Women's History Month Highlight - K. Ancrum

We’re excited to continue to highlight some of the women who have influenced change, creatively contributed, and inspired us all for Women’s History Month.

Today we’re proud to highlight K. Ancrum, the author of the upcoming Lethal Lit novel MURDER OF CROWS from Einhorn’s Epic Productions and Scholastic. K. is the award winning thriller THE WICKER KING,  lesbian romance THE WEIGHT OF THE STARS and the Peter Pan thriller DARLING. She is a Chicago native passionate about diversity and representation in young adult fiction.

Lethal Lit is the story of young sleuth and investigator Tig Torres, who returns to her hometown of Hollow Falls to hunt down the Lit Killer, a gruesome serial killer who staged victims according to scenes in classic literature. MURDER OF CROWS picks up after Lethal Lit season one and follows Tig as she has to solve a new mystery. Continue reading below for more about K. and her work!

K. Ancrum is the author of MURDER OF CROWS, an upcoming novel that continues the Hollow Falls mythos of Lethal Lit: A Tig Torres Mystery.

EEP: What is your favorite character in EEP’s slate? What’s your favorite character elsewhere?

K. Ancrum: I adore Wyn from Lethal Lit. She’s exactly the type of girl I would have been friends with in high school. Brash, sweet, a bit alternative and knows herself through and through.

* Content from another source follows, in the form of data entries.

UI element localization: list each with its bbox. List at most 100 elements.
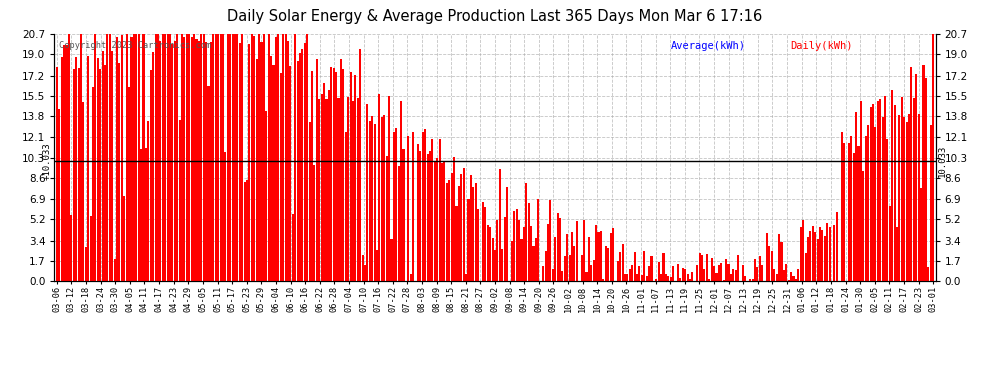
Bar [75, 57, 77, 281]
Bar [314, 165, 316, 281]
Bar [253, 36, 255, 281]
Bar [326, 99, 328, 281]
Bar [126, 34, 128, 281]
Bar [855, 112, 857, 281]
Bar [607, 248, 609, 281]
Bar [496, 220, 498, 281]
Bar [829, 227, 831, 281]
Bar [354, 75, 356, 281]
Bar [195, 39, 198, 281]
Bar [229, 34, 232, 281]
Bar [738, 255, 740, 281]
Bar [198, 41, 200, 281]
Bar [850, 136, 852, 281]
Bar [814, 232, 816, 281]
Bar [595, 225, 597, 281]
Bar [805, 253, 807, 281]
Bar [321, 94, 323, 281]
Bar [523, 226, 525, 281]
Bar [92, 87, 94, 281]
Bar [862, 171, 864, 281]
Bar [345, 132, 346, 281]
Bar [260, 42, 262, 281]
Bar [629, 269, 631, 281]
Bar [208, 86, 210, 281]
Bar [665, 274, 667, 281]
Bar [80, 34, 82, 281]
Bar [94, 34, 96, 281]
Bar [340, 59, 342, 281]
Bar [704, 269, 706, 281]
Bar [901, 97, 903, 281]
Bar [511, 242, 513, 281]
Bar [171, 44, 173, 281]
Bar [277, 34, 279, 281]
Bar [884, 96, 886, 281]
Bar [489, 227, 491, 281]
Bar [819, 227, 821, 281]
Bar [390, 239, 392, 281]
Bar [270, 56, 272, 281]
Bar [143, 34, 145, 281]
Bar [359, 49, 361, 281]
Bar [420, 151, 422, 281]
Bar [272, 65, 274, 281]
Bar [217, 34, 219, 281]
Bar [361, 255, 363, 281]
Bar [309, 122, 311, 281]
Bar [333, 68, 335, 281]
Bar [918, 114, 920, 281]
Bar [721, 263, 723, 281]
Bar [371, 116, 373, 281]
Bar [338, 98, 340, 281]
Bar [817, 239, 819, 281]
Text: Copyright 2023 Cartronics.com: Copyright 2023 Cartronics.com [58, 41, 211, 50]
Bar [58, 108, 60, 281]
Bar [802, 219, 804, 281]
Bar [886, 139, 888, 281]
Bar [644, 251, 645, 281]
Bar [513, 211, 515, 281]
Text: 10.033: 10.033 [939, 145, 947, 177]
Bar [742, 265, 743, 281]
Bar [834, 225, 836, 281]
Bar [751, 279, 753, 281]
Bar [239, 43, 241, 281]
Bar [275, 37, 277, 281]
Bar [351, 101, 354, 281]
Bar [395, 128, 397, 281]
Bar [215, 34, 217, 281]
Bar [554, 237, 556, 281]
Bar [136, 34, 138, 281]
Bar [311, 72, 313, 281]
Bar [913, 98, 915, 281]
Bar [106, 34, 109, 281]
Bar [77, 68, 79, 281]
Bar [578, 280, 580, 281]
Bar [528, 203, 530, 281]
Bar [114, 259, 116, 281]
Bar [292, 214, 294, 281]
Bar [161, 34, 163, 281]
Bar [85, 247, 87, 281]
Bar [641, 275, 643, 281]
Bar [689, 279, 691, 281]
Bar [65, 45, 67, 281]
Bar [237, 34, 239, 281]
Bar [667, 276, 669, 281]
Bar [465, 274, 467, 281]
Bar [624, 274, 626, 281]
Bar [551, 269, 553, 281]
Bar [455, 206, 457, 281]
Bar [318, 99, 321, 281]
Bar [424, 129, 427, 281]
Bar [145, 148, 147, 281]
Bar [869, 107, 871, 281]
Bar [188, 34, 190, 281]
Bar [301, 49, 303, 281]
Bar [843, 143, 845, 281]
Bar [583, 220, 585, 281]
Bar [398, 166, 400, 281]
Bar [598, 232, 600, 281]
Bar [410, 274, 412, 281]
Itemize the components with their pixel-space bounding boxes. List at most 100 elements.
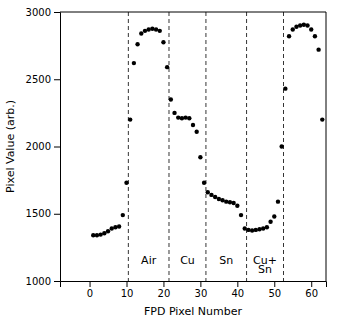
tick-mark	[200, 281, 201, 287]
tick-mark	[237, 281, 238, 287]
point	[265, 225, 269, 229]
tick: 2000	[26, 141, 60, 152]
x-axis-title: FPD Pixel Number	[144, 305, 243, 318]
point	[106, 229, 110, 233]
tick-label: 10	[121, 288, 134, 299]
axis-line	[54, 13, 61, 282]
tick-mark	[274, 281, 275, 287]
point	[198, 155, 202, 159]
point	[113, 225, 117, 229]
tick-label: 50	[268, 288, 281, 299]
y-axis: 1000 1500 2000 2500 3000	[26, 7, 61, 287]
tick-label: 20	[158, 288, 171, 299]
tick-label: 0	[87, 288, 93, 299]
vline	[205, 12, 206, 281]
tick: 1500	[26, 208, 60, 219]
tick-mark	[90, 281, 91, 287]
tick-mark	[54, 281, 60, 282]
point	[228, 200, 232, 204]
point	[313, 34, 317, 38]
marks	[91, 12, 324, 281]
point	[298, 23, 302, 27]
point	[150, 27, 154, 31]
y-axis-title: Pixel Value (arb.)	[4, 100, 17, 193]
vline	[168, 12, 169, 281]
vline	[128, 12, 129, 281]
point	[158, 29, 162, 33]
point	[316, 47, 320, 51]
tick: 1000	[26, 276, 60, 287]
tick: 60	[305, 281, 318, 299]
point	[165, 65, 169, 69]
x-axis: 0 10 20 30 40 50 60	[61, 281, 327, 299]
annotation: Air	[141, 254, 157, 267]
point	[161, 40, 165, 44]
point	[276, 199, 280, 203]
axis-line	[61, 282, 327, 288]
point	[213, 195, 217, 199]
tick: 0	[87, 281, 93, 299]
point	[169, 97, 173, 101]
plot-area: 0 10 20 30 40 50 60 1000 1500 2000 2500 3000 Air Cu Sn…	[26, 7, 327, 299]
point	[102, 231, 106, 235]
tick-label: 3000	[26, 7, 51, 18]
point	[209, 193, 213, 197]
point	[239, 213, 243, 217]
annotation: Cu	[180, 254, 195, 267]
point	[302, 23, 306, 27]
point	[180, 116, 184, 120]
tick-mark	[163, 281, 164, 287]
point	[139, 31, 143, 35]
point	[191, 123, 195, 127]
point	[283, 86, 287, 90]
tick-label: 40	[231, 288, 244, 299]
tick-label: 1000	[26, 276, 51, 287]
frame	[60, 12, 326, 13]
tick: 20	[158, 281, 171, 299]
point	[124, 181, 128, 185]
point	[202, 181, 206, 185]
point	[320, 117, 324, 121]
chart: 0 10 20 30 40 50 60 1000 1500 2000 2500 3000 Air Cu Sn…	[0, 0, 340, 323]
tick-mark	[311, 281, 312, 287]
point	[121, 213, 125, 217]
vline	[246, 12, 247, 281]
tick-label: 2000	[26, 141, 51, 152]
tick-label: 2500	[26, 74, 51, 85]
annotation: Sn	[258, 263, 272, 276]
tick: 40	[231, 281, 244, 299]
point	[183, 115, 187, 119]
point	[95, 233, 99, 237]
point	[257, 227, 261, 231]
point	[272, 214, 276, 218]
tick-mark	[54, 79, 60, 80]
point	[246, 228, 250, 232]
point	[172, 111, 176, 115]
tick-mark	[54, 147, 60, 148]
point	[194, 130, 198, 134]
frame	[326, 12, 327, 281]
tick-mark	[127, 281, 128, 287]
point	[176, 115, 180, 119]
point	[250, 228, 254, 232]
point	[254, 228, 258, 232]
point	[187, 116, 191, 120]
tick: 30	[195, 281, 208, 299]
point	[128, 117, 132, 121]
point	[224, 199, 228, 203]
annotation: Sn	[219, 254, 233, 267]
point	[135, 42, 139, 46]
point	[231, 201, 235, 205]
point	[305, 23, 309, 27]
point	[206, 190, 210, 194]
tick: 2500	[26, 74, 60, 85]
tick-mark	[54, 12, 60, 13]
tick-label: 30	[195, 288, 208, 299]
tick: 3000	[26, 7, 60, 18]
point	[309, 27, 313, 31]
tick-mark	[54, 214, 60, 215]
point	[146, 27, 150, 31]
tick-label: 60	[305, 288, 318, 299]
annotations: AirCuSnCu+Sn	[141, 254, 277, 276]
point	[268, 220, 272, 224]
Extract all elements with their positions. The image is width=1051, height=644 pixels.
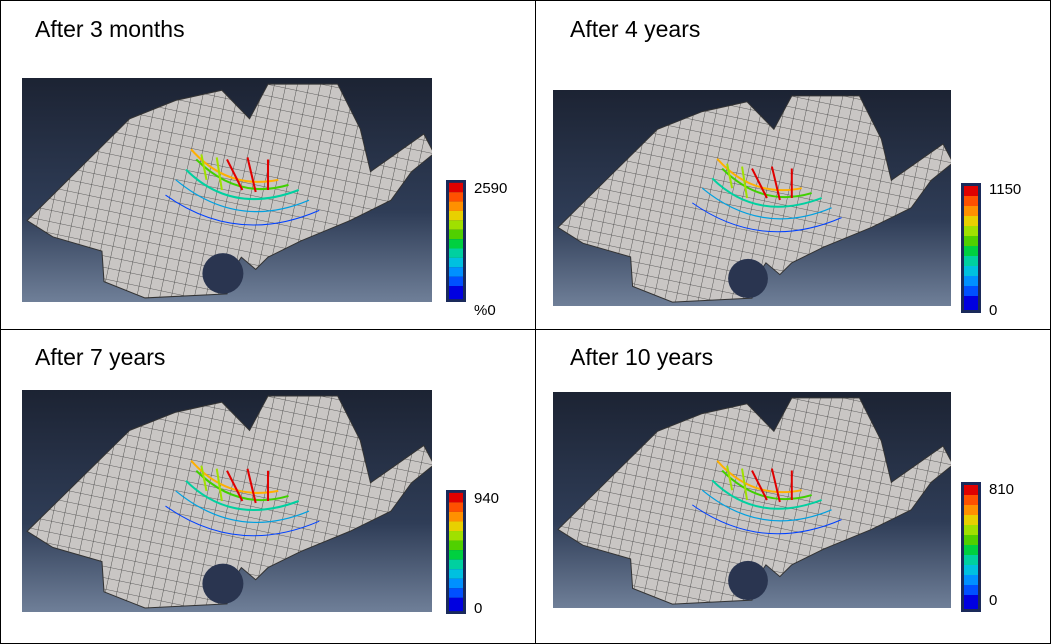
max-label: 940: [474, 490, 499, 507]
min-label: 0: [989, 592, 997, 609]
max-label: 2590: [474, 180, 507, 197]
mesh-image: [22, 78, 432, 302]
max-label: 810: [989, 481, 1014, 498]
panel-title: After 3 months: [35, 16, 185, 43]
min-label: 0: [474, 600, 482, 617]
divider: [535, 0, 536, 644]
page: After 3 months 2590 %0 After 4 years 115…: [0, 0, 1051, 644]
min-label: %0: [474, 302, 496, 319]
panel-title: After 7 years: [35, 344, 165, 371]
panel-title: After 4 years: [570, 16, 700, 43]
mesh-image: [553, 392, 951, 608]
color-bar: [446, 180, 466, 302]
mesh-image: [553, 90, 951, 306]
max-label: 1150: [989, 181, 1021, 198]
color-bar: [446, 490, 466, 614]
panel-title: After 10 years: [570, 344, 713, 371]
divider: [0, 329, 1051, 330]
color-bar: [961, 482, 981, 612]
min-label: 0: [989, 302, 997, 319]
color-bar: [961, 183, 981, 313]
mesh-image: [22, 390, 432, 612]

I adore Wyn from Lethal Lit. She’s exactly the type of girl I would have been friends with in high school. Brash, sweet, a bit alternative and knows herself through and through.

– K. Ancrum

My favorite woman character of all time is Ellen Ripley from the Alien franchise. She’s an incredible example of a woman given the shortest stick imaginable, but wielding it like a sword to save her own life.

EEP: What woman in history do you look up to?

KA: Eartha Kitt. She was ruthless, tender and bold. Her entire body of work is incredible and she’s the highlight of all of it. If you’re unfamiliar with her she played Yzma in the Emperor’s New Groove and sang the song Santa Baby, among other things.

There is a video from when she was younger where an interviewer asks her if she would “compromise her life for a man” and she really lets him have it. I highly recommend looking it up!

EEP: What’s your latest project?

KA: I’m working on a girl-gang train heist book for Macmillan right now. It’s a story about a group of friends from a poor town who plan to rob a train to help pay for epilepsy treatment for the leader’s boyfriend. But when they manage to get on the train they learn its already being robbed by violent professional adults and the new goal is to escape with their lives.

EEP: What advice do you wish you received when you were starting out?

KA: I wish someone had told me to hyperfocus on a specific genre. I’m a fun author to follow because my books hop from genre to genre with the main commonality between them being queer ensemble casts, strong generational familial relationships and trauma processing. But I do think some professional mentorship would have lead me towards building my roots in a single genre, as opposed to having to begin doing that 3 books into my career.

EEP: What was one of the toughest creative or professional challenges you had to face? How did you overcome it?

KA: I have a lot of difficulty with writing traditional formats. I have ADHD and the way my brain processes long chunks of information, and books in general is bit different. It comes more naturally to me, as a neurodivergent person, write extremely minimalist vignettes, almost like poetry. When I was first starting out, a professor told me that I had to prepare to jump from my preferred format to traditional format or I wouldn’t be able to write professionally. But instead, I just tightened my skill in my own format until it was so good that none of that mattered. Fun Twist: I do have two traditional formatted books coming out soon!  (DARLING 06/21/2021 and  MURDER OF CROWS 11/02/2021.)

EEP: What’s your superpower?

KA: Speed writing. I am a beast at speedwriting to the point where I have to dial things back to maintain my health. Earlier this year I wrote so fast that I got calluses on the joints of my fingers from sheer friction from typing. My second book, The Weight of the Stars was written in a single month.